Perhaps it’s just me, but there do seem to be more red squirrels about in the Wee County than I have ever seen before, especially in the area stretching from Tillicoultry to Muckhart.

I am also seeing fewer grey squirrels. As I say, this may just be an anecdotal perception and no reflection of the reality, but if reds really are becoming more numerous, then something very interesting is going on.

A possible reason is the spread of the pine marten into Clackmannanshire. The pine marten is a most attractive predatory animal, with a bushy tail, thick chocolate coat and a warm yellow bib.

Slightly larger than a ferret, the pine marten is a proficient climber and grey squirrels make a rather easy to catch prey item; and certainly more so than the smaller and more agile red.

I imagine squirrel nests, – or dreys as they are known – are also quite easy to plunder young squirrels from.

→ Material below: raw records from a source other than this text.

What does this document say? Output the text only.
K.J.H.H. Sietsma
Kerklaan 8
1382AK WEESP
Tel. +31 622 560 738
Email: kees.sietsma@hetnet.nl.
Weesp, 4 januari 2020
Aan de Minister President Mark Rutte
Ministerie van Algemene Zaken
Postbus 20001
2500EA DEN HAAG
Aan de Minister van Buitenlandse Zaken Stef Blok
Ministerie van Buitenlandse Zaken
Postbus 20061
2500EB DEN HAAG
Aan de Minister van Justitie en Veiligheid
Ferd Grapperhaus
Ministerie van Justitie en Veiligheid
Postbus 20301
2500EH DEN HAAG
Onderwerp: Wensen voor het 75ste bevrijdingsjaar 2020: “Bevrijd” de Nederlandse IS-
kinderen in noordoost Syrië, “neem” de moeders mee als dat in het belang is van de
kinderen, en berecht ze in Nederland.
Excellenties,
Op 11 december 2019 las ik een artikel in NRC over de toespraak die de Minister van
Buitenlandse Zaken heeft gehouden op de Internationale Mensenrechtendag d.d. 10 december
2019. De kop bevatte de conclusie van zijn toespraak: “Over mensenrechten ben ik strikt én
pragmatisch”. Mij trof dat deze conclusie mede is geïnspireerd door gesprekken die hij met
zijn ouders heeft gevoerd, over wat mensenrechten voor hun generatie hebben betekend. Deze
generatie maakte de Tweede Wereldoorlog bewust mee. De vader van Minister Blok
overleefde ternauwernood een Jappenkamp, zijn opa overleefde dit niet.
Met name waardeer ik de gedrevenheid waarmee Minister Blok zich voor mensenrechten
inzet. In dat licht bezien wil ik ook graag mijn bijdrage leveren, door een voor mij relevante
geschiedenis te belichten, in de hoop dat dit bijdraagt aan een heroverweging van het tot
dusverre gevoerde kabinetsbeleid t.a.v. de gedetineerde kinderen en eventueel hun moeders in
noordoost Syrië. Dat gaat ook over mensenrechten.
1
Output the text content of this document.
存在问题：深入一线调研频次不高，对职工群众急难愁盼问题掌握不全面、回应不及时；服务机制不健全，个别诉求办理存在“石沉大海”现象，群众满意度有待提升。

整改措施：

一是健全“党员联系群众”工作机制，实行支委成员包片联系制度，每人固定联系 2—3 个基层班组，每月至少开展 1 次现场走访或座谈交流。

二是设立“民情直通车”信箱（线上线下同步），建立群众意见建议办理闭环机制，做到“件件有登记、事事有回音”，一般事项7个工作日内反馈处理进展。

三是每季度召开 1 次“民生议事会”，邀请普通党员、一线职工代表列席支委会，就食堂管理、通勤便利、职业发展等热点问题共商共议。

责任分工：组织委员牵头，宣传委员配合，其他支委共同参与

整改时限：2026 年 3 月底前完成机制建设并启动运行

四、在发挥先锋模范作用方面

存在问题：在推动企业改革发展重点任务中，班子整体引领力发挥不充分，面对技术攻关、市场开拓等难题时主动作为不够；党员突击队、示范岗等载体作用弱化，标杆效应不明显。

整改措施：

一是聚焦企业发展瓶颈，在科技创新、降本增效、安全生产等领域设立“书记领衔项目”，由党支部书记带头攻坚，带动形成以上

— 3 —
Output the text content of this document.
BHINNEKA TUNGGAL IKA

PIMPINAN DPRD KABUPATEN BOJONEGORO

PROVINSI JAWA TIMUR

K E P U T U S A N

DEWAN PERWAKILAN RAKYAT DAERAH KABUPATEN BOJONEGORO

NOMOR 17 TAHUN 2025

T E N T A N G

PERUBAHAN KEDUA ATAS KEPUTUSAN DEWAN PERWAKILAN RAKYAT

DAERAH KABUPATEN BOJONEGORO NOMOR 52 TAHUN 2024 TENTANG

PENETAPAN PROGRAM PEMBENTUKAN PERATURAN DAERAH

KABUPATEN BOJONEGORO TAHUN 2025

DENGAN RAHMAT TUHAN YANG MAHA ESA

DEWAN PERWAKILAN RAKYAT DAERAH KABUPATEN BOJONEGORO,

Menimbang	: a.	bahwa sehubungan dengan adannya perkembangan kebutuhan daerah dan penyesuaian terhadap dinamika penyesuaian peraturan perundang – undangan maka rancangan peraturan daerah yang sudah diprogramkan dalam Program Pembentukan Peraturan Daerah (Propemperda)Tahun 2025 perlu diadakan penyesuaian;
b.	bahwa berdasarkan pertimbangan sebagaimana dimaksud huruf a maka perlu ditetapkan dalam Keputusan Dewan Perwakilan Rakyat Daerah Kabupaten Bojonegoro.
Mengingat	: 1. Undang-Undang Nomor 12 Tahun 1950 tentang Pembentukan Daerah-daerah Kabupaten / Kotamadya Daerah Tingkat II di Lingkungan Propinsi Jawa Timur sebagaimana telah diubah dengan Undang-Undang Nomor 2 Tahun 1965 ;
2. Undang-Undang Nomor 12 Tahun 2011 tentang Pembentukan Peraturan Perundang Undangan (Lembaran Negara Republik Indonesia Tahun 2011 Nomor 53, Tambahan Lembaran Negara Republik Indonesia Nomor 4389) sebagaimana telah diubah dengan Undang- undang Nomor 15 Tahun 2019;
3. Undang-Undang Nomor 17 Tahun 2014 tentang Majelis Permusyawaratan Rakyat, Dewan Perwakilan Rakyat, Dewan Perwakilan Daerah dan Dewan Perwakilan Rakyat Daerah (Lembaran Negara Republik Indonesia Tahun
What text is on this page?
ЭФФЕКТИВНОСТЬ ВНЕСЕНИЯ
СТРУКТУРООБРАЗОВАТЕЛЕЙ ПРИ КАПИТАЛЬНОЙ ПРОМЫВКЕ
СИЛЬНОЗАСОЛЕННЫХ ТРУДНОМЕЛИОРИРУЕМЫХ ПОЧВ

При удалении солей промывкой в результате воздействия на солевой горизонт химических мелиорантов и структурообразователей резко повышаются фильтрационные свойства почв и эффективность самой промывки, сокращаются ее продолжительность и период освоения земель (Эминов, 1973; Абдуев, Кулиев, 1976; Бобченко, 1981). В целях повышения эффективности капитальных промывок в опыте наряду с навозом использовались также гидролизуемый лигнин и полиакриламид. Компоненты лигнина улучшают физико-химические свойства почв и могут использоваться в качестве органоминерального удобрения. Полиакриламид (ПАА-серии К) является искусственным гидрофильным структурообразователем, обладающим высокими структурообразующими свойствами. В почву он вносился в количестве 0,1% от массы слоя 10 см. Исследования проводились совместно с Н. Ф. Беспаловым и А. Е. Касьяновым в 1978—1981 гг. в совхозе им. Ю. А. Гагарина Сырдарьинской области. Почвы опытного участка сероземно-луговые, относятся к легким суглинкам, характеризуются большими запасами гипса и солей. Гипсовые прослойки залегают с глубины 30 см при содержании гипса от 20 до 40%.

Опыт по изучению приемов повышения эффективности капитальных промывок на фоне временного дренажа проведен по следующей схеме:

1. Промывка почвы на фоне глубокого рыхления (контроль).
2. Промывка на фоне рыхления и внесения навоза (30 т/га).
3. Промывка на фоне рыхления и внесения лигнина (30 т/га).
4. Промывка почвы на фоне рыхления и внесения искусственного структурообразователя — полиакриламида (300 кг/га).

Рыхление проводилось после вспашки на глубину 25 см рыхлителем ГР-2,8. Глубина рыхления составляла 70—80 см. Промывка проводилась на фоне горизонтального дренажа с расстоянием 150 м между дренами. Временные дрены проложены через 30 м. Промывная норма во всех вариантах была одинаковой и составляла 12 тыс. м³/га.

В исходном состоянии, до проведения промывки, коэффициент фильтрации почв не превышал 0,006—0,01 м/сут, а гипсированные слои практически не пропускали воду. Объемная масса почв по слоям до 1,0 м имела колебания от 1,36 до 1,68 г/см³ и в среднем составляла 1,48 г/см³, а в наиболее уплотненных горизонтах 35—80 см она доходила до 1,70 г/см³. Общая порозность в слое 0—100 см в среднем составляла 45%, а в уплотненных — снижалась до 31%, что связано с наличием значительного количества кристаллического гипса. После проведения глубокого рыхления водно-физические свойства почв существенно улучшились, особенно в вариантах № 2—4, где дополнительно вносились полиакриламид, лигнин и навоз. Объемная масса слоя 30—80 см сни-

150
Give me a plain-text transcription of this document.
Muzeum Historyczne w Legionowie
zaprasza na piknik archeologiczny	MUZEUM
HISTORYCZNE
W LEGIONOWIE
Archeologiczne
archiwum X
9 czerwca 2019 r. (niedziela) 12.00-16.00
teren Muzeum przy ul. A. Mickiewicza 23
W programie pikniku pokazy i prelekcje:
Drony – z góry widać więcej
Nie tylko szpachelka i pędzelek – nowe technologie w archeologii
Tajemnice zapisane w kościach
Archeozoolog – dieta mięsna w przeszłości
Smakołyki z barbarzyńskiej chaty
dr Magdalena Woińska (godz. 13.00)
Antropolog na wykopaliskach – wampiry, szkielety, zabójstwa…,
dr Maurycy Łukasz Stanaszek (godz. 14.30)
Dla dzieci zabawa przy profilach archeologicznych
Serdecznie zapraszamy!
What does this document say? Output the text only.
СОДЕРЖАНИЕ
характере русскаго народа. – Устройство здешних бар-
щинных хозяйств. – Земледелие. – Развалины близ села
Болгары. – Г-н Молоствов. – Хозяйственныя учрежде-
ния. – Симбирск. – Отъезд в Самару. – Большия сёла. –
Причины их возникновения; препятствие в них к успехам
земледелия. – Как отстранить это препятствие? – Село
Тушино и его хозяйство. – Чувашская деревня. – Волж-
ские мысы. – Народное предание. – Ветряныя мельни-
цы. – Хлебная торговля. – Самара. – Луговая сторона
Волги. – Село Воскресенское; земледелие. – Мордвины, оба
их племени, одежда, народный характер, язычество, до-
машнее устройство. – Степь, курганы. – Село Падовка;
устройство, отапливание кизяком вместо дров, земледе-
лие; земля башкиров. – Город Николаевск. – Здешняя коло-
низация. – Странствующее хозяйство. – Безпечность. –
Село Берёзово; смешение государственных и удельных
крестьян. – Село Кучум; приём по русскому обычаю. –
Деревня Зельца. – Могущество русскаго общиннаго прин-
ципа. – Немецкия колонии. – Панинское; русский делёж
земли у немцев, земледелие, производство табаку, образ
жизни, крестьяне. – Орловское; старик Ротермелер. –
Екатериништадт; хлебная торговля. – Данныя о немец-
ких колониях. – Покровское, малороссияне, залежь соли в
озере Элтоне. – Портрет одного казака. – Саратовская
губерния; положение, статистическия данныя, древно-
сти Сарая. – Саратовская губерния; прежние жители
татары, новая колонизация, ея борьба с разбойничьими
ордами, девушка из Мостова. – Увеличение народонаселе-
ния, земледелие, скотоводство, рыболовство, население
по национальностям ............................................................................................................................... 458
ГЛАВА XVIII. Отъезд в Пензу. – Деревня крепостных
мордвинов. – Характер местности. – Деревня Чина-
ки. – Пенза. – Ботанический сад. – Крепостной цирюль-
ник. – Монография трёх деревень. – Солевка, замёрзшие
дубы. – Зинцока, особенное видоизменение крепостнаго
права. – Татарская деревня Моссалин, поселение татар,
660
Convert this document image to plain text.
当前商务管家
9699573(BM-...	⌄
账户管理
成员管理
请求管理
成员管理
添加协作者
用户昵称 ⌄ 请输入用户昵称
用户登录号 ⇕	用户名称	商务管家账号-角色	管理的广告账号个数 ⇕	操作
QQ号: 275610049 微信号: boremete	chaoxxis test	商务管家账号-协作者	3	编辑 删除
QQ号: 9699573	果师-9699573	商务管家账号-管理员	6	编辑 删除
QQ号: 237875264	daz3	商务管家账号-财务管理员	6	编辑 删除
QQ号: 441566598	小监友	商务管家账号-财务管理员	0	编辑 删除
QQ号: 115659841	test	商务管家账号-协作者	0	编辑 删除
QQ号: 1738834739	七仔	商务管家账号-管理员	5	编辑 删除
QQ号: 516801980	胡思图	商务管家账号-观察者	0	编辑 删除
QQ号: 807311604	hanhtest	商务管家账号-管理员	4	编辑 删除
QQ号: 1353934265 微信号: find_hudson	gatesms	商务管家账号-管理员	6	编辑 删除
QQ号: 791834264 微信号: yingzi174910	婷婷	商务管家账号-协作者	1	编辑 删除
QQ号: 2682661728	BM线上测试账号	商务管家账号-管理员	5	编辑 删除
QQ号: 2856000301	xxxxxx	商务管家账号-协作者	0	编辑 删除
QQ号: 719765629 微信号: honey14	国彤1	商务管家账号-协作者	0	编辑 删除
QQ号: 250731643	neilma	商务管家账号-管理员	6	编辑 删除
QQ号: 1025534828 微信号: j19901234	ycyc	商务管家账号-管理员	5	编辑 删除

Of course, the main reason for the decline of the red squirrel is due to the spread of the introduced grey; so fewer greys around could be why I’m seeing more reds.

But that doesn’t mean its curtains for the grey because I reckon they will always be part of our landscape, especially in urban areas.

Although admittedly not as handsome as our own red, the grey squirrel is still a good looking beast with its orange-hued face, sleek grey fur and bushy tail.

It is a creature that children adore and is often one of their first experiences of a wild mammal.

All reasons why we should perhaps appreciate our grey squirrels just that little bit more.